Sono due i pilastri tradizionali di questa Domenica delle Palme.
Il primo é l’ascolto della Passione; il secondo, l’olivo.
Quanto al primo, quest’anno tocca all’evangelista Matteo, al suo testo asciutto e carico di riferimenti all’Antico Testamento. Quasi a dire che Gesù porta a compimento tutta la scrittura e le varie immagini di Dio che in essa, nel bene e nel male, ritroviamo. Come pure delle tante profezie ed annunci lì presenti sul Messia. Questo perchè Matteo aveva come destinatari, l’incarico più difficile: le comunità di ebrei religiosi devoti.. le cui certezze andavano scardinate dimostrando loro che quel Gesù era il Messia che loro da millenni attendevano.
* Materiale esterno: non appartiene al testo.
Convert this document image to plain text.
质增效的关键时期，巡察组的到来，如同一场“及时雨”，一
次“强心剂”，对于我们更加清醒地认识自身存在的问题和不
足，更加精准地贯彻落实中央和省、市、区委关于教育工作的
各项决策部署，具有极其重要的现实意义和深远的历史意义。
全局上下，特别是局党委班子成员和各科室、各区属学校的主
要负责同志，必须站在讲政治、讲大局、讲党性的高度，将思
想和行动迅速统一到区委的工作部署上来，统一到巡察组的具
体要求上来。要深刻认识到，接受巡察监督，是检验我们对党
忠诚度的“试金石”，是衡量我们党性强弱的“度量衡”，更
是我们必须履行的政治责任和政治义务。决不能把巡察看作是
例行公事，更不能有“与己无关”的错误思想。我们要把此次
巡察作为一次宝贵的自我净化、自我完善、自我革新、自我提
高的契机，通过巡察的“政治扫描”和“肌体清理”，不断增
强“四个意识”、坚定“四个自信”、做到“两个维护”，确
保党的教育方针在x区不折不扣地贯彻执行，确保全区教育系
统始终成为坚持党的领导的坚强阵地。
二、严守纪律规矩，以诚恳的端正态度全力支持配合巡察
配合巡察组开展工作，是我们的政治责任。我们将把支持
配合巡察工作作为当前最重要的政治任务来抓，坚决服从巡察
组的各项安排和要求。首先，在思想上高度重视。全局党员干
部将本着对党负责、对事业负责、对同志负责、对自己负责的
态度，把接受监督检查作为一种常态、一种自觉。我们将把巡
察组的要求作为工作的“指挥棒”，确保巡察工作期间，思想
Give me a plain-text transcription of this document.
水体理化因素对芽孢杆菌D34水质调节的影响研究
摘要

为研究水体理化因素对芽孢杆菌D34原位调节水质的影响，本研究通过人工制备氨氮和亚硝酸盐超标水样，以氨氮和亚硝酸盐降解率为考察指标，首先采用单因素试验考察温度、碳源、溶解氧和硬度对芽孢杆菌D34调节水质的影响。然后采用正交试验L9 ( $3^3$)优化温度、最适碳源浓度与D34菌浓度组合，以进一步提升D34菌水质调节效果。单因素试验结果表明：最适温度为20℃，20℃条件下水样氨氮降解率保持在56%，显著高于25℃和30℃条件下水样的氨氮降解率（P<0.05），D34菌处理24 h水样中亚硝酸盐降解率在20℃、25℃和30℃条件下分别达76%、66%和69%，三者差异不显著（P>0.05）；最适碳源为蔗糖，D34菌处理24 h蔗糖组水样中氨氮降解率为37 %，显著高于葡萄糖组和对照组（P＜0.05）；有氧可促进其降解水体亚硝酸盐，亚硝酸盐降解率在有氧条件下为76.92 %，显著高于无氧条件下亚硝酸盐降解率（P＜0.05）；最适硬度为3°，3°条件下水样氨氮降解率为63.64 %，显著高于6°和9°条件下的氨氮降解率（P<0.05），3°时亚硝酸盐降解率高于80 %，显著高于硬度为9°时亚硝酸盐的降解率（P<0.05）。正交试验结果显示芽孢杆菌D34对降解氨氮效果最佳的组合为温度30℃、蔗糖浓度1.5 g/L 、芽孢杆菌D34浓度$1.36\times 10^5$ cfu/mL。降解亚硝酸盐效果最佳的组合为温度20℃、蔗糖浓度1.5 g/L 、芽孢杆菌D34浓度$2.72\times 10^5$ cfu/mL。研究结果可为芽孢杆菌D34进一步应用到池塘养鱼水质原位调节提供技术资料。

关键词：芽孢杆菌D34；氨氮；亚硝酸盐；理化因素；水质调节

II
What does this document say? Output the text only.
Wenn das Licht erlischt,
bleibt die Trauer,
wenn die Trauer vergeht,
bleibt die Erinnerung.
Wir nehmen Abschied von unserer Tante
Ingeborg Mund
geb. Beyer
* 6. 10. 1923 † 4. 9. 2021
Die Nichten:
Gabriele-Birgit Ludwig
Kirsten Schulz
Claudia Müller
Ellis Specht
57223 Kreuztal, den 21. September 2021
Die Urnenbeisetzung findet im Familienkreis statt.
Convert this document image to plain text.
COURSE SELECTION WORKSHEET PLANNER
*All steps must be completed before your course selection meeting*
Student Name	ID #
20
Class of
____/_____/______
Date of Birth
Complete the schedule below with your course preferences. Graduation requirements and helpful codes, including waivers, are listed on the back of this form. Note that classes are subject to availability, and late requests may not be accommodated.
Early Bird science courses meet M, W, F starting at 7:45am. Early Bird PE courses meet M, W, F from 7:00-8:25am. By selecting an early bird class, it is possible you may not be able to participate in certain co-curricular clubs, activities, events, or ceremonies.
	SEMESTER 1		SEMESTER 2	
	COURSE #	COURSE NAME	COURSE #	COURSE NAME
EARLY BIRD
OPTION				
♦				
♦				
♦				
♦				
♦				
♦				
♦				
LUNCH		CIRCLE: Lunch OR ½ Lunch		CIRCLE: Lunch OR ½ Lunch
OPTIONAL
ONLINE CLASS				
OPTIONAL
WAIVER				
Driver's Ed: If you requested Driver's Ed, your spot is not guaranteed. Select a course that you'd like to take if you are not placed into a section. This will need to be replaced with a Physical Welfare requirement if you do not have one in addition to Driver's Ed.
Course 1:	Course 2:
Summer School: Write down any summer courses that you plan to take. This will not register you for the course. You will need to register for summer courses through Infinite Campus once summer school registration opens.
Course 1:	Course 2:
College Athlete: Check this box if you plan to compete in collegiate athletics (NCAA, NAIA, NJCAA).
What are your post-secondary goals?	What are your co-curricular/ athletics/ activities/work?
Ma anche, tipico di Matteo é lo spazio riservato all’ultima cena.. a ricordare che il primo atto che fonda la nostra fede é un pasto. Una cena che però è atto di amore e abbandono. E che nulla avvenne a caso. Nulla fu subìto. Tutto fu scelto e portato, pur drammaticamente, a termine. Un unico grande gesto d’amore.
La passione, nella domenica delle Palme, ci appare sempre come un maestoso portale d’ingresso; ci fa avanzare lenti, con rispetto, quasi in punta di piedi. La conosciamo, é vero, ci chiede di non essere data per scontata. Progressivamente ci guida verso la Pasqua. Entriamo seguendo Gesù. Il finale lo conosciamo. Abbiamo contemplato e ancora lo faremo con calma, venerdì santo, le ultime ore della sua vita. Ci auguriamo di poter sentire queste parole come vicine, di rispecchiarci. Di sentire personaggi come Giuda, Pietro, Pilato quasi amici e fratelli per le nostre vite spirituali.
Sappiamo anche che in pochi giorni, la folla volubile passerà dall’ ”Osanna al figlio di David ” all’acclamazione funesta di “Barabba, Barabba.” Memoria corta, la folla, come sempre. Volubile. Bandiere al vento.. delle mentalità e di chi sa sempre cosa dire e da che parte manovrare. Sappiamo bene come funziona, lo sentiamo nel cuore dei nostri tradimenti, abbandoni ipocriti, chiusure e rifiuti.
Il secondo pilastro é l’olivo. Il rischio é di trattarlo come un oggetto scaramantico, un cornetto contro la sfortuna. Diciamoci la verità.. lo abbiamo trovato nelle nostre credenze o incastrato in qualche immagine sacra.. secco e morto da mesi, senza ce ne fossimo accorti. Appena lo prendiamo in mano ci si sbriciola addosso inesorabilmente.
Ma cosa ci stiamo portando a casa? Un “gadget” cristiano? Un “sounvenir” pasquale? O un antidoto alla sfortuna?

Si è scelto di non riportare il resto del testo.